Seanad debates

Thursday, 8 July 2004

Education for Persons with Special Educational Needs Bill 2003: Report and Final Stages.

 

3:00 pm

Photo of Ulick BurkeUlick Burke (Fine Gael)

I move amendment No. 7:

In page 21, between lines 43 and 44 to insert the following:

"(g) to ensure that teachers are trained to the highest international standards in special educational needs;".

The purpose of the amendment is to ensure teachers are trained to the highest international standards in special educational needs. To illustrate the current position in this regard, I will cite a letter from a school principal to which I referred on a previous occasion when the Minister of State, Deputy Brian Lenihan, was present. It highlights that, despite their best intentions and good will, the onus placed on teachers to deliver best quality education to children identified in schools as having special educational needs creates fear among many teachers delivering special needs. It states:

Ulick, what can a principal do when teachers come in tears to you because they perceive themselves as failing the Special Needs child? I know these teachers are doing an excellent job, but I can acknowledge their perception they have absolutely no training for dealing with children [with special needs].

When one considers that this is replicated in practically every primary school and secondary level school, it is clear we have a serious problem. Moreover, the current annual throughput of newly qualified special needs teachers is only 35.

The Department must provide much more extensive inservice training for teachers. This cannot be done on the cheap, as has been the case with the introduction of various new subjects to the curriculum in national and secondary schools. The approach taken in the past has created reluctance among many teachers to participate in inservice training. The Department must give a clear indication of a sea change in its approach to retraining, which has been inadequate.

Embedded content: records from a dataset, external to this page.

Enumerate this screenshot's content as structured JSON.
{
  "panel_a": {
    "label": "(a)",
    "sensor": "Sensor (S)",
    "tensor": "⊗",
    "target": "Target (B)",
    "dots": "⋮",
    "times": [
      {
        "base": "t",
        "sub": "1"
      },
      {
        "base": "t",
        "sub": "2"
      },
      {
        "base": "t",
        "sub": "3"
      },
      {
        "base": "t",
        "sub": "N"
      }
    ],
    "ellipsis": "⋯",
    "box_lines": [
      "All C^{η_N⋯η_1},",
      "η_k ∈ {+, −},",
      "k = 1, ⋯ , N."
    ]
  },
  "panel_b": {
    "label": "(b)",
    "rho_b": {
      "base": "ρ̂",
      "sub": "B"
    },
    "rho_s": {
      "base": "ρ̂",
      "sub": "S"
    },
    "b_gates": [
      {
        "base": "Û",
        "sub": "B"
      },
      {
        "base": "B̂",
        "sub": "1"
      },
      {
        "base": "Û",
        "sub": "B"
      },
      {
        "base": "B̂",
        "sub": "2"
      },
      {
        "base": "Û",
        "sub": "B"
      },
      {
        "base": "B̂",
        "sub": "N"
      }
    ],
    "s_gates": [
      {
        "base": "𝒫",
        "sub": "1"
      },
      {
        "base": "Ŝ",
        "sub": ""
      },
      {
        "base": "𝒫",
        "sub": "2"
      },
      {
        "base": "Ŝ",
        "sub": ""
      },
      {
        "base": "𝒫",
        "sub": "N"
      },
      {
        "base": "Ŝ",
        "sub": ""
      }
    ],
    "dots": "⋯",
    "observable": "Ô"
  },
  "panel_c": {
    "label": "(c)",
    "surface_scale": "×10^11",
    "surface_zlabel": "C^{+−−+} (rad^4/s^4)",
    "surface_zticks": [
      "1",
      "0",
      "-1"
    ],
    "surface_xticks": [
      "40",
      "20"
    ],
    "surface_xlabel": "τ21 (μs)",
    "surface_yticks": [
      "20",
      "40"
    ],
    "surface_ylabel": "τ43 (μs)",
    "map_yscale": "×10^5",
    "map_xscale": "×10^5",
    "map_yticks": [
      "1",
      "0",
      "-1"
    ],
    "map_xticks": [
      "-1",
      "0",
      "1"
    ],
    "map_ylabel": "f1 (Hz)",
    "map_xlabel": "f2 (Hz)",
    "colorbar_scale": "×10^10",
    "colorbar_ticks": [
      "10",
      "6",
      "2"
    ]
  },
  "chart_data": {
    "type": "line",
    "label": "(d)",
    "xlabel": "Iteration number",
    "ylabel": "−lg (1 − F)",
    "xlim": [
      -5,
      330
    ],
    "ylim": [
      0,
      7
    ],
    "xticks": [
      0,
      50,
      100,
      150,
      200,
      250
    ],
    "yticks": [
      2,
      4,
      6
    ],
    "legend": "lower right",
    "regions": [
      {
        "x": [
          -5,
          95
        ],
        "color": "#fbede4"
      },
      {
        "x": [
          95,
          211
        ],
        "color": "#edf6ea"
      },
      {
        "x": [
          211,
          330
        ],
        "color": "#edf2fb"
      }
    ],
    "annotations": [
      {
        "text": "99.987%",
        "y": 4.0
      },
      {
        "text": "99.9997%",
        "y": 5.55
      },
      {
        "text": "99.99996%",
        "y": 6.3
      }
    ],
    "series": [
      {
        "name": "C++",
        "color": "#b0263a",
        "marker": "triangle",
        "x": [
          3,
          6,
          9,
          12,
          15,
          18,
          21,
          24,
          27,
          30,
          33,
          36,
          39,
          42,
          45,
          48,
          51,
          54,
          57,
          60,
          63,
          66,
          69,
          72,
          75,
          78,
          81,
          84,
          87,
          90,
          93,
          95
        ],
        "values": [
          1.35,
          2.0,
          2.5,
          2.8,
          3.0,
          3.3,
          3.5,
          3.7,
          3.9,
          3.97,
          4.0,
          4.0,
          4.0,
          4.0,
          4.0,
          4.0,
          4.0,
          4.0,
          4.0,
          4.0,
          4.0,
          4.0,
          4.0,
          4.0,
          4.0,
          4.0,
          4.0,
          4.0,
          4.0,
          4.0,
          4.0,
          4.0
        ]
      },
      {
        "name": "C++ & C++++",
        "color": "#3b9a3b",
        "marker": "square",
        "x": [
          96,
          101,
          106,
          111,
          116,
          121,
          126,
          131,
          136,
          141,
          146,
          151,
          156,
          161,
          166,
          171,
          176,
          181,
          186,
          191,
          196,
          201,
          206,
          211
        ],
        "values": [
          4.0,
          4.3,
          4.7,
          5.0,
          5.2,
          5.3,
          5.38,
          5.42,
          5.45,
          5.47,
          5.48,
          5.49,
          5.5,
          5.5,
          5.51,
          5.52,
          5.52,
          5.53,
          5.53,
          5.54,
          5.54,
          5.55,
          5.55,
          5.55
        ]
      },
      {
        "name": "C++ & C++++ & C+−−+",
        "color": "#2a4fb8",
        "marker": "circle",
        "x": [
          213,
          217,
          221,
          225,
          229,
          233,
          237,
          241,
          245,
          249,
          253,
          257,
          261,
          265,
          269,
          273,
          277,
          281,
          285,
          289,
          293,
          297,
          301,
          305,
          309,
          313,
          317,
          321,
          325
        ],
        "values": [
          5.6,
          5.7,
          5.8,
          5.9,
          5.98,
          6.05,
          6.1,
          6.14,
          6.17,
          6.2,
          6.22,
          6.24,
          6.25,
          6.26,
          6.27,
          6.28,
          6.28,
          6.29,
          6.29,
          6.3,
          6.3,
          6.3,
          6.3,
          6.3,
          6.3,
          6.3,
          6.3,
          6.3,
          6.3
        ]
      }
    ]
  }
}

Many teachers are growing old and more than 20% of them will leave the system in the next five years. Apart from their lack of experience, few new teachers entering the profession will have training in special educational needs, whereas the number of students identified as having special needs and entering mainstream education will increase. With the level of need increasing on two fronts, it is vital the Department address the urgent need for adequate and acceptable inservice training.

One of the problems with developing inservice training is the unwillingness by some parents to accommodate it. One hears in the media, on radio programmes, for example, parents complaining that a teacher has been absent from school for several days because he or she is in training. A price must be paid. School managers, principals and boards of management face great difficulty organising inservice training but the nettle must be grasped and all possible measures taken to ensure we have a sufficient number of trained teachers to meet the requirements of the legislation. This will not be easy while one has snipers in the media and among parents. While I have the greatest of respect for the right of parents to get the best for their children, some of them do not think beyond their own requirements.

Funding, the main problem, is the responsibility of the Minister for Finance who must realise that proper inservice training for teachers has never been adequately resourced.